Apple released out‑of‑band security updates for iPhone and iPad to fix a Notification Services flaw (CVE-2026-28950) that could allow notifications marked for deletion to remain stored on the device. The fixes—iOS 26.4.2, iPadOS 26.4.2, iOS 18.7.8 and iPadOS 18.7.8—use improved data redaction but Apple disclosed no technical details or whether the flaw was exploited, while reporting indicates retained notification data may have allowed recovery of Signal messages; users should install updates and consider changing Signal notification content to “Name Only” or “No Name or Content”. #CVE-2026-28950 #Signal
Keypoints
- Apple issued out‑of‑band patches for a Notification Services bug that could retain deleted notifications.
- The vulnerability is tracked as CVE-2026-28950 and was fixed in iOS 26.4.2, iPadOS 26.4.2, iOS 18.7.8 and iPadOS 18.7.8.

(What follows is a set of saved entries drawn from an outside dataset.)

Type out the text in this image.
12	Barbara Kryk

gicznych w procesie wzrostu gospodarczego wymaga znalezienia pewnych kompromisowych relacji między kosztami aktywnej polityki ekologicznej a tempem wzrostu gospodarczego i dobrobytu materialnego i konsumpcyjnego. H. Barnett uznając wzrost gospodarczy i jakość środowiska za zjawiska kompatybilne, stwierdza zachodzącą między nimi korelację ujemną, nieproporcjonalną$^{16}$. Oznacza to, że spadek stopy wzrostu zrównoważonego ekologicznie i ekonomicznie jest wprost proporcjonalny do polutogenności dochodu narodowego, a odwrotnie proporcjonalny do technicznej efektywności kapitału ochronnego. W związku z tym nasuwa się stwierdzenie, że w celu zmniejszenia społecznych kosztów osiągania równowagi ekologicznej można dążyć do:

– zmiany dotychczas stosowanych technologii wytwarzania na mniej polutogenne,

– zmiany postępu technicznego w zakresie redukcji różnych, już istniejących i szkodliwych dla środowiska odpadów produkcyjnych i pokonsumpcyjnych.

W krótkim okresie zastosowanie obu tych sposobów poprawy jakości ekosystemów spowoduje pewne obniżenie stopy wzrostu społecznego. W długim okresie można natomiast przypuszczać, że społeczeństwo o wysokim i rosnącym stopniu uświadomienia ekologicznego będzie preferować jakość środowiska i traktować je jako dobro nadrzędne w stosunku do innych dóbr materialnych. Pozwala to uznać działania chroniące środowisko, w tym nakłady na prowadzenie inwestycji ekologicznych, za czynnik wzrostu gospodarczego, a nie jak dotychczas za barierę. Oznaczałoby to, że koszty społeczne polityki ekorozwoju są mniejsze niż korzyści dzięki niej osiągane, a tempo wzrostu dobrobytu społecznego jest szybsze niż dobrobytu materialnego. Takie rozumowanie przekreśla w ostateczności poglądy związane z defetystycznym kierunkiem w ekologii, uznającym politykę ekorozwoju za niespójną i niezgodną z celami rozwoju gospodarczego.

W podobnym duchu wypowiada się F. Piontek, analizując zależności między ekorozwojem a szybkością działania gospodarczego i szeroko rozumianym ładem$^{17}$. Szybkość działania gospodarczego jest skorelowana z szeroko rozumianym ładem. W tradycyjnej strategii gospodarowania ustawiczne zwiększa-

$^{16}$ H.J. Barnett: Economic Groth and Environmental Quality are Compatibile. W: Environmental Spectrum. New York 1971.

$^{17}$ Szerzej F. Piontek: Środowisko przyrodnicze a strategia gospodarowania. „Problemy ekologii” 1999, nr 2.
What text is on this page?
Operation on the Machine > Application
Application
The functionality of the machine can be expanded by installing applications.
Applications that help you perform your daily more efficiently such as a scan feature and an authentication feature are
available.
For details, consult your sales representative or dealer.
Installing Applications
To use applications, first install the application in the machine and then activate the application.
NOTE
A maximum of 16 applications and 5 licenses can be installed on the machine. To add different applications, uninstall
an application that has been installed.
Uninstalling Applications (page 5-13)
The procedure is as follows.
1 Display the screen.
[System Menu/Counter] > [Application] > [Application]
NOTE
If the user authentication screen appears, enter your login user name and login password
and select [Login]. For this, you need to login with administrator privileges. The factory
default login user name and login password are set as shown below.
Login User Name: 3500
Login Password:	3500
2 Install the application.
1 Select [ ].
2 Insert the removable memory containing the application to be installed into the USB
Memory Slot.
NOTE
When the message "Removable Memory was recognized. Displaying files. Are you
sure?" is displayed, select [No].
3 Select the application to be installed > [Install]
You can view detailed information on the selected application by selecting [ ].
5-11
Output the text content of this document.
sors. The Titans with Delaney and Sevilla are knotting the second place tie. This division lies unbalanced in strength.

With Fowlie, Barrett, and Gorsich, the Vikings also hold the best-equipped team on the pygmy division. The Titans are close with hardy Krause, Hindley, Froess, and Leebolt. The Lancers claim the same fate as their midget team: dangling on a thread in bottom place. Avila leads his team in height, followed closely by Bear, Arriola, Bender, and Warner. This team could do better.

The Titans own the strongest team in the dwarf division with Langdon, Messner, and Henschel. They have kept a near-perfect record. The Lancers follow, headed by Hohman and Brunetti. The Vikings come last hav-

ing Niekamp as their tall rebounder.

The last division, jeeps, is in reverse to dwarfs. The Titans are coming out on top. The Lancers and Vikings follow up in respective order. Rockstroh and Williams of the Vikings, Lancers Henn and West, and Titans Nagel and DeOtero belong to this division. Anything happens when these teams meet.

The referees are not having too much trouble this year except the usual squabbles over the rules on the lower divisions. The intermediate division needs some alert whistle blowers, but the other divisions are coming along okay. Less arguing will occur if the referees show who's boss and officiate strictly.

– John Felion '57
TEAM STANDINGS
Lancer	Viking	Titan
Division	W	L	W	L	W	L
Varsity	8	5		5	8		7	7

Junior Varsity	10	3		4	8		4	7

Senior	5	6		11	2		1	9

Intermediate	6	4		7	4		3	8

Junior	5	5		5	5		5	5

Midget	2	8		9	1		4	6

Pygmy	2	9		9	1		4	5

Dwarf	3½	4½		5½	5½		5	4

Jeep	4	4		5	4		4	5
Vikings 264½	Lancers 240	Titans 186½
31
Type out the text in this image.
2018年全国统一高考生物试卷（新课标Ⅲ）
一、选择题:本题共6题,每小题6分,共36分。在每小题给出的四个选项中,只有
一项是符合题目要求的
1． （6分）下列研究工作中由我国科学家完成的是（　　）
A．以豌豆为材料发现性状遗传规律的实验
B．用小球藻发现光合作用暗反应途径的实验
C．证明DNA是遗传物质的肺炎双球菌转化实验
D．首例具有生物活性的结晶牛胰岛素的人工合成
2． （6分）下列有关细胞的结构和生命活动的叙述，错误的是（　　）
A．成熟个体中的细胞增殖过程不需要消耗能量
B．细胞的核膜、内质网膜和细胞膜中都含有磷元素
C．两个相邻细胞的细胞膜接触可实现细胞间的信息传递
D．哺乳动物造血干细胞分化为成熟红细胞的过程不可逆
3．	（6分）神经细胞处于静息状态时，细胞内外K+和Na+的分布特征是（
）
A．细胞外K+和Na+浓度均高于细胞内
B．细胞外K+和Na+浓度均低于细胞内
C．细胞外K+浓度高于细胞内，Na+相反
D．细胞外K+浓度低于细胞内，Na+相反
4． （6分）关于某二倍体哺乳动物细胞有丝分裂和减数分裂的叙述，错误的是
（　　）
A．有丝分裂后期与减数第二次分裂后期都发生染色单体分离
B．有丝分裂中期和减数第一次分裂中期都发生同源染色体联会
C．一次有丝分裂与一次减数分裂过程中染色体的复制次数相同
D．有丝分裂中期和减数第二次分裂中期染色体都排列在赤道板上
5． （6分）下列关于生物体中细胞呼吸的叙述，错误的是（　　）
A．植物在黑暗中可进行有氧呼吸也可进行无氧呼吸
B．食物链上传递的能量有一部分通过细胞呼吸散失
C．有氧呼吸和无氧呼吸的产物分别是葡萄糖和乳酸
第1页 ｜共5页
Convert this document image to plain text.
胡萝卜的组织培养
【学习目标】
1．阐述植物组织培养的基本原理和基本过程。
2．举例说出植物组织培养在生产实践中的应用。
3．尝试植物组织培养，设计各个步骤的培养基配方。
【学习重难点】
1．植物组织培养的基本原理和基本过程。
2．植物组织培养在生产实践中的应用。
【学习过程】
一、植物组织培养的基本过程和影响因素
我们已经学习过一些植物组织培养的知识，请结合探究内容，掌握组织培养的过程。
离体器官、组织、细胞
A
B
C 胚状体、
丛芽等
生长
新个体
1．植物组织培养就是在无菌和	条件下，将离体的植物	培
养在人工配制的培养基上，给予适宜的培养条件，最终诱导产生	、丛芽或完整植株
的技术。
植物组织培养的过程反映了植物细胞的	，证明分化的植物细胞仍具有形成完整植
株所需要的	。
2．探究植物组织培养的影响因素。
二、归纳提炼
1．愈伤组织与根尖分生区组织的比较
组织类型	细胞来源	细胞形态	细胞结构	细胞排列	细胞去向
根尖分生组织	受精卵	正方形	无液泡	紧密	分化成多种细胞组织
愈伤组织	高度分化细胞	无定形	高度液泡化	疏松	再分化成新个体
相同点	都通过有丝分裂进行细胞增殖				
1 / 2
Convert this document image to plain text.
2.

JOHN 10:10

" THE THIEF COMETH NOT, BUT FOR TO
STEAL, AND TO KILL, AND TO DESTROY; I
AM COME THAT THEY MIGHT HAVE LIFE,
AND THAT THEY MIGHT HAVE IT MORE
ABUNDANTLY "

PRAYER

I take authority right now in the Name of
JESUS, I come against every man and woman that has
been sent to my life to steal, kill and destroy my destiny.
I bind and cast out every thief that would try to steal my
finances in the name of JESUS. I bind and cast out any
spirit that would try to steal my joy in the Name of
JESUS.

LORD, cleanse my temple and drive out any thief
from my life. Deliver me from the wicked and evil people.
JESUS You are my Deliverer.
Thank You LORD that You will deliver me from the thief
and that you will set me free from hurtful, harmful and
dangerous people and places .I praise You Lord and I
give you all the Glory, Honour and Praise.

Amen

- Apple says the issue was addressed with improved data redaction but provided no exploitation or technical details.
- Reporting suggests the retained notification data may have enabled recovery of Signal messages from an iPhone’s notification store.
- Users should install the updates promptly and can reduce risk by changing Signal’s notification content to “Name Only” or “No Name or Content”.